引張強さ(表3〜4において「TS(MPa)」で示した。)、破断伸び(表3〜4において「EB(%)」で示した。)、50%伸び時の応力(表3〜4において「σ50(MPa)」で示した。)、及び100%伸び時の応力(表3〜4において「σ100(MPa)」で示した。)は、JIS6号形のダンベル形状に切り出した試験片について、島津製作所社製の引張試験機を用いて、23±2℃、引張速度500mm/minでJIS K6251に基づいて引張試験を行い測定した。なお、「σ50」及び「σ100」は、「50%モジュラス(M50)」及び「100%モジュラス(M100)」と呼ばれることがある。
Figure 0005670817
Figure 0005670817
表3〜4及び図11〜12によれば、実施例1〜2と比較例1〜3を比較したところ、おおよそ同じ硬度であれば、実施例1,2の方が比較例1〜3のよりも引張強さ及び破断伸びの値が大きかった。特に、実施例1と比較例3とは配合は同じで混合方法が異なるだけであったが、硬度がほぼ同じであれば、引張強さ及び破断伸びの値が実施例1の方が大きかった。
(5)せん断試験
実施例1〜2及び比較例1〜3の架橋体の炭素繊維複合材料のサンプルを角柱試験片(5mm×5mm×厚さ1mm)に切り出し、2個の試験片をダブルサンドイッチ法にて試験治具へ固定し、試験力(4MPa)を一定とし、周波数3Hz、室温でJIS−K6394の強制振動非共振方法を参考にせん断試験を行い、試験片が破壊した回数を測定した。測定結果を表5,6に「疲労回数」として示した。

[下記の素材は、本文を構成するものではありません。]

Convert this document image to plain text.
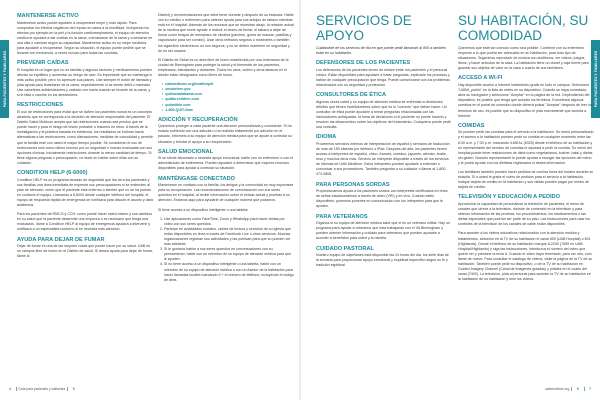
PARA PACIENTES Y FAMILIARES
MANTENERSE ACTIVO

Mantenerse activo puede ayudarle a recuperarse mejor y más rápido. Para comprobar los efectos negativos del reposo en cama a la movilidad, incluyendo los efectos por ejemplo en la piel y la función cardiorrespiratoria, el equipo de atención médica le ayudará a dar vueltas en la cama, a levantarse de la cama y a sentarse en una silla o caminar según su capacidad. Mantenerse activo es su mejor medicina para ayudarle a recuperarse. Según su situación, el equipo puede pedirle que se levante con frecuencia, a veces incluso para todas las comidas.

PREVENIR CAÍDAS

El hospital es un lugar que no es familiar y algunos factores y medicamentos pueden afectar su equilibrio y aumentar su riesgo de caer. Es importante que se mantenga lo más activo posible, pero no apresure sus planes. Use siempre el botón de llamada y pida ayuda para levantarse de la cama, especialmente si se siente débil o mareado. Use calcetines antideslizantes y calzado con suela cuando se levante de la cama, y si le falta o camine en los alrededores.

RESTRICCIONES

El uso de restricciones para evitar que se dañen los pacientes nunca es un concepto aleatorio que se corresponda a la decisión de atención responsable del paciente. El Distrito Salud Muldoon acepta que las restricciones cuando sea preciso que se puede hacer y para el riesgo de lesión probable o lesiones en otros. A través de la investigación y la práctica basada en evidencia, los resultados se inclinan hacia alternativas a las restricciones: como distracciones, medidas de comodidad y permitir que la familia esté con usted el mayor tiempo posible. Se consideran el uso de restricciones solo como último recurso por un seguridad e incluso evaluadas con sus opciones clínicas. Inicialmente restricciones durante la menor cantidad de tiempo. Si tiene alguna pregunta o preocupación, no dude en hablar sobre ellas con su cuidador.

CONDITION HELP (6-6000)

Condition HELP es un programa lanzado de seguridad que les da a los pacientes y sus familias una línea inmediata de expresar sus preocupaciones si se entienden al plan de atención, creen que el paciente está enfermo o sienten que no se ha puesto en contacto el equipo. Llamando a 6-6000 desde cualquier teléfono del hospital, el equipo de respuesta rápida de emergencia se notificará para discutir el asunto y dará asistencia.

Para los pacientes de RMCO y CCH: como puede hacer usted mismo y sus cambios en su salud que la paciente desarrolle una empeora o es necesario que tenga una evaluación, llame a Condition HELP al equipo de emergencia ayudará a intervenir y notificará a un especialista nocturno si se necesita más atención.

AYUDA PARA DEJAR DE FUMAR

Dejar de fumar es una de las mejores cosas que puede hacer por su salud. UAB es un campus libre de humo en el Distrito de salud. Si desea ayuda para dejar de fumar, llame al

District) y recomendaciones que debe tener durante y después de su estancia. Hable con su médico o enfermero para obtener ayuda para sus antojos de tabaco mientras está en el hospital. Además de los recursos que se muestran abajo, la relación actual de la nicotina que suele ayudar a reducir el deseo de fumar, el tabaco a dejar de fumar como terapia de reemplazo de nicotina (parches, goma de mascar, pastillas y vaporizador para ser comido). Usar otros métodos seguros o mostrarles o también los cigarrillos electrónicos no son seguros, y no se deben mantener en seguridad y de en ser usados.

El Distrito de Salud es un área libre de humo establecida por una ordenanza de la ciudad de Birmingham para proteger la salud y el bienestar de los pacientes, empleados, estudiantes y visitantes. Todos los usos, cultivo y otros tabacos en el distrito están designados como libres de humo.

• uabmedicine.org/health/quit
• smokefree.gov
• quitnowalabama.com
• quitforchildren.com
• quitwithin.com
• 1-800-QUIT-Now
ADICCIÓN Y RECUPERACIÓN

Queremos proteger a cada paciente una atención personalizada y consciente. Si ha estado sufriendo con una adicción o ha recibido tratamiento por adicción en el pasado, infórmelo a su equipo de atención médica para que se ayude a controlar su situación y brindar el apoyo a su recuperación.

SALUD EMOCIONAL

Si se siente abrumado o necesita apoyo emocional, hable con un enfermero o con el administrador de enfermería. Pueden ayudarle a determinar qué mejores recursos disponibles para ayudar a controlar su situación.

MANTÉNGASE CONECTADO

Mantenerse en contacto con la familia, los amigos y la comunidad es muy importante para su recuperación. Las recomendaciones de comunicación con sus seres queridos en el hospital, al recibir información sobre el estado actual y pruebas a su atención. Estamos aquí para ayudarle de cualquier manera que podamos.

Si tiene acceso a un dispositivo inteligente o una tableta:

1. Use aplicaciones como FaceTime, Zoom y WhatsApp para hacer visitas por video con sus seres queridos.
2. Participe en actividades sociales, clubes de lectura y servicios de su iglesia que están disponibles en línea a través de Facebook Live u otros servicios. Muchas organizaciones registran sus actividades y las publican para que su pueden ver más adelante.
3. Si le gustaría hablar a sus seres queridos en conversaciones con su pensamiento, hable con un miembro de su equipo de atención médica para que le ayuden.
4. Si no tiene acceso a un dispositivo inteligente o una tableta, hable con un miembro de su equipo de atención médica o con un Asesor de la habitación para hacer llamadas locales marcando 9 + el número de teléfono, incluyendo el código de área.
4 Guía para pacientes y visitantes 5
PARA PACIENTES Y FAMILIARES
SERVICIOS DE APOYO

Cuidándole de los servicios de día en que puede pedir llamando al 800 a también estar en su habitación.

DEFENSORES DE LOS PACIENTES

Los defensores de los pacientes sirven de enlace entre los pacientes y el personal clínico. Están disponibles para ayudarle a tratar preguntas, explicarle los procesos y hablar de cualquier preocupación que tenga. Puede comunicarse con los problemas relacionados con su seguridad y protección.

CONSULTORES DE ÉTICA

Algunas veces usted y su equipo de atención médica se enfrentan a decisiones difíciles que tienen incertidumbres sobre qué es lo "correcto" que deben hacer. Un consultor de ética puede ayudarle a tomar preguntas relacionadas con las instrucciones anticipadas, la toma de decisiones si el paciente no puede hacerlo y resolver las desacuerdos sobre los objetivos del tratamiento. Cualquiera puede pedir una consulta.

IDIOMA

Proveemos servicios internos de interpretación de español y servicios de traducción de más de 150 idiomas por teléfono o iPad. Después del alta, los pacientes tienen acceso a intérpretes de español, chino, francés, coreano, japonés, alemán, árabe, ruso y muchos otros más. Servicio de intérprete disponible a través de los servicios de idiomas de UAB Medicine. Estos intérpretes pueden ayudarle a entender o comunicar a sus proveedores. También preguntar a su cuidador o llamar al 1-800-473-0808.

PARA PERSONAS SORDAS

Proporcionamos ayuda a los pacientes sordos con intérpretes certificados en línea de señas estadounidense a través de video (VRI) y en vivo. Cuando estén disponibles, ponemos ponerles en comunicación con los intérpretes para que le ayuden.

PARA VETERANOS

Díganos si su equipo de atención médica sabe que el es un veterano militar. Hay un programa para ayudar a veteranos que está trabajando con el VA Birmingham y pueden obtener información y cuidado para veteranos que pueden ayudarle a acceder a beneficios para usted y su familia.

CUIDADO PASTORAL

Nuestro equipo de capellanes está disponible las 24 horas del día, los siete días de la semana para proporcionar apoyo emocional y espiritual específico según su fe y tradición espiritual.

SU HABITACIÓN, SU COMODIDAD

Queremos que esté tan cómodo como sea posible. Confírme con su enfermero respecto a lo que podría ser adecuado en su habitación, para todo tipo de situaciones. Sugerimos reproducir de música con audífonos, ver videos, juegos, libros, y hacer artículos de la casa. La habitación tiene un closet y caja fuerte para guardar sus objetos de valor en la casa o cuarto de sus familiares.

ACCESO A WI-FI

Hay disponible acceso a Internet inalámbrico gratis en todo el campus. Seleccione "UABH_public" en la lista de redes en su dispositivo. Cuando se haya conectado, abra su navegador y seleccione "Aceptar" en la página de la red. Dependiendo del dispositivo, es posible que tenga que aceptar los términos. Encontrará algunos cambios en el portal de conexión donde deberá pulsar "Aceptar" después de leer los términos de uso, es posible que su dispositivo le pida nuevamente que acceda a Internet.

COMIDAS

Se pueden pedir las comidas para el servicio a la habitación. Su menú personalizado y el acceso a la habitación pueden pedir su comida en cualquier momento entre las 6:30 a.m. y 7:30 p.m. marcando 4-MEAL (6325) desde el teléfono de su habitación y un representante del servicio de comidas le ayudará a pedir la comida. Su menú del hospital puede tener restricciones de dieta como vegetarianos, kosher, halal y dietas sin gluten. Nuestro representante le puede ayudar a escoger las opciones del menú y le podrá ayudar con los dietistas registrados si desea información.

Los familiares también pueden hacer pedidos de comida fuera del horario durante su estadía. Si a usted le gusta el cobro de pedidos para el servicio a la habitación, indique tarjeta de crédito en la habitación y sus visitas pueden pagar por medio de tarjeta de crédito.

TELEVISIÓN Y EDUCACIÓN A PEDIDO

Aprovechar la capacidad de personalizar la televisión de pacientes, el menú de canales que ofrece a la televisión, disfrute de contenido en la televisión y para obtener información de las pruebas, los procedimientos, los medicamentos o las dietas especiales que podrían ser parte de su plan. Las instrucciones para usar los controles de la televisión de los canales de cable están disponibles.

Para acceder a los videos educativos relacionados con la atención médica y tratamientos, sintonice en la TV de su habitación el canal 600 (UAB Hospital) o 601 (Highlands). Desde el teléfono de su habitación marque 6-2200 (7555 en UAB Hospital/Highlands) y siga las instrucciones. Introduzca el número del video que quiere ver y presione la tecla #. Cuando el video haya terminado, para ver otro, solo llame de nuevo. Para consultar el catálogo de videos, visite la página de la TV de su habitación. También puede pedir su dispositivo, o de la TV de su habitación en Guided Imagery Channel (Canal de Imágenes guiadas) y pídales en el cuarto del canal (7400). La televisión, pida al personal para acceder la TV de su habitación en la habitación de su habitación y mire los videos.

uabmedicine.org 6	7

また、測定結果を硬度と疲労回数との関係をグラフとして図13(実施例は●、比較例は▲)に示した。
Figure 0005670817
Figure 0005670817
表5,6及び図13によれば、実施例1〜2と比較例1〜3を比較したところ、おおよそ同じ硬度であれば、実施例1〜2の方が比較例1〜3のよりも疲労回数が大きかった。特に、実施例1と比較例3とは配合量が同じで混合方法が異なるだけであったが、硬度がほぼ同じであっても、実施例1の方が疲労回数が大きかった。

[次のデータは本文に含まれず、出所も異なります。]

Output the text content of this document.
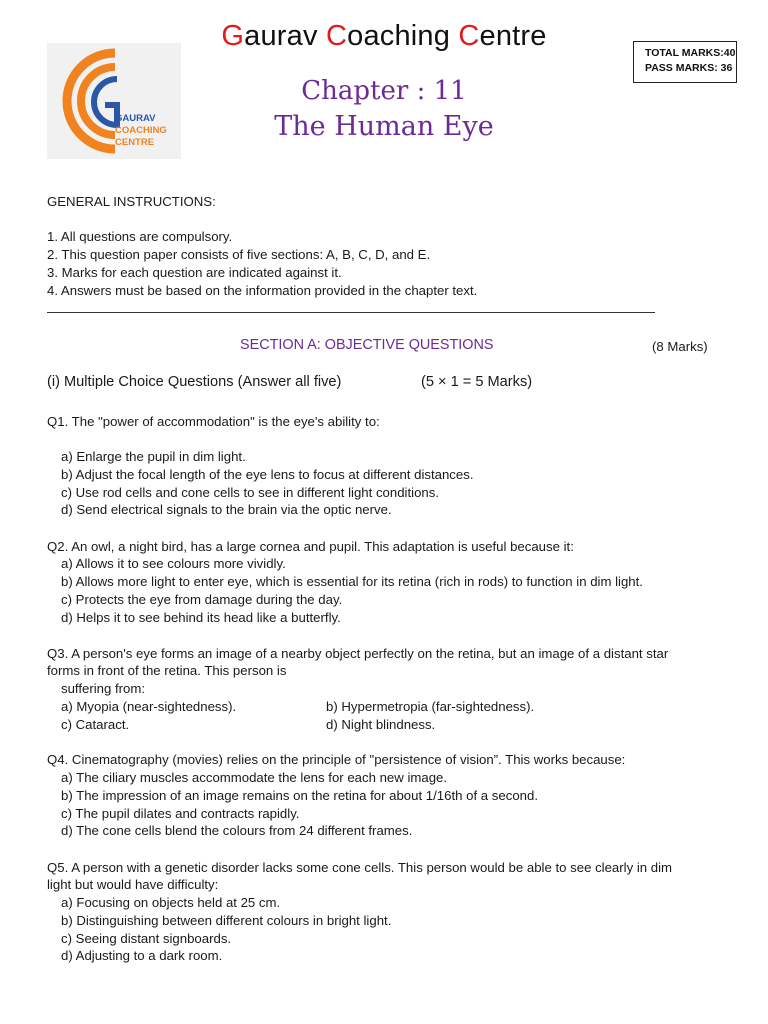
GAURAV
COACHING
CENTRE
Gaurav Coaching Centre
TOTAL MARKS:40
PASS MARKS: 36
Chapter : 11
The Human Eye
GENERAL INSTRUCTIONS:
1. All questions are compulsory.
2. This question paper consists of five sections: A, B, C, D, and E.
3. Marks for each question are indicated against it.
4. Answers must be based on the information provided in the chapter text.
SECTION A: OBJECTIVE QUESTIONS	(8 Marks)
(i) Multiple Choice Questions (Answer all five)	(5 × 1 = 5 Marks)
Q1. The "power of accommodation" is the eye's ability to:
a) Enlarge the pupil in dim light.
b) Adjust the focal length of the eye lens to focus at different distances.
c) Use rod cells and cone cells to see in different light conditions.
d) Send electrical signals to the brain via the optic nerve.
Q2. An owl, a night bird, has a large cornea and pupil. This adaptation is useful because it:
a) Allows it to see colours more vividly.
b) Allows more light to enter eye, which is essential for its retina (rich in rods) to function in dim light.
c) Protects the eye from damage during the day.
d) Helps it to see behind its head like a butterfly.
Q3. A person's eye forms an image of a nearby object perfectly on the retina, but an image of a distant star
forms in front of the retina. This person is
suffering from:
a) Myopia (near-sightedness).	b) Hypermetropia (far-sightedness).
c) Cataract.	d) Night blindness.
Q4. Cinematography (movies) relies on the principle of "persistence of vision”. This works because:
a) The ciliary muscles accommodate the lens for each new image.
b) The impression of an image remains on the retina for about 1/16th of a second.
c) The pupil dilates and contracts rapidly.
d) The cone cells blend the colours from 24 different frames.
Q5. A person with a genetic disorder lacks some cone cells. This person would be able to see clearly in dim
light but would have difficulty:
a) Focusing on objects held at 25 cm.
b) Distinguishing between different colours in bright light.
c) Seeing distant signboards.
d) Adjusting to a dark room.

2 オープンロール、10 第1のロール、20 第2のロール、30 第1のエラストマー、34 バンク、36 第1の混合物、40 第2のエラストマー、44 バンク、46 第2の混合物、50 第1の複合エラストマー、54 バンク、56 第3の混合物、60 第2の複合エラストマー、70 炭素繊維複合材料、80 カーボンナノファイバー、90カーボンブラック、V1,V2 回転速度、150 プラットホーム、151 デリック編成、151a フック、151b 回転スイベル、151c ケリー、151d 回転テーブル、152 海、153 ドリル・ストリング、154 海底、155 地表、156 坑井、156a 坑底部、160 坑底機器編成、160’ ダウンホール装置、162 ドリルビット、164 回転操作システム、166 マッドモータ、168 掘削同時測定モジュール、170 掘削同時検層モジュール

Claims (7)

  1. 第1のエラストマーにカーボンナノファイバーを混合した後、ロール間隔が0.5mm以下のオープンロールを用いて、0℃ないし50℃で薄通しを行って第1の複合エラストマーを得る工程(a)と、
    第2のエラストマーにカーボンブラックを混合して第2の複合エラストマーを得る工程(b)と、
    前記第1の複合エラストマーと前記第2の複合エラストマーとを混合して炭素繊維複合材料を得る工程(c)と、
    を含む、炭素繊維複合材料の製造方法。
  2. 請求項1において、
    前記工程(a)は、前記第1のエラストマー100質量部に対して、カーボンナノファイバー60質量部以上100質量部以下が配合される、炭素繊維複合材料の製造方法。
  3. 請求項1または2において、
    前記第1の複合エラストマーは、パルス法NMRを用いてハーンエコー法によって150℃で測定した、未架橋体における、第1のスピン−スピン緩和時間(T2n)は100ないし3000μ秒であり、第2のスピン−スピン緩和時間(T2nn)は存在しない、炭素繊維複合材料の製造方法。
  4. 請求項1ないし3のいずれか1項において、
    前記工程(b)は、前記第2のエラストマー100質量部に対して、カーボンブラック20質量部以上150質量部以下が配合される、炭素繊維複合材料の製造方法。
  5. 請求項1ないし4のいずれか1項において、
    前記第1のエラストマー及び前記第2のエラストマーは、天然ゴムである、炭素繊維複合材料の製造方法。
  6. 請求項1ないし5のいずれか1項に記載の炭素繊維複合材料の製造方法で得られた、炭素繊維複合材料。
  7. 請求項6に記載の炭素繊維複合材料を用いた油田装置。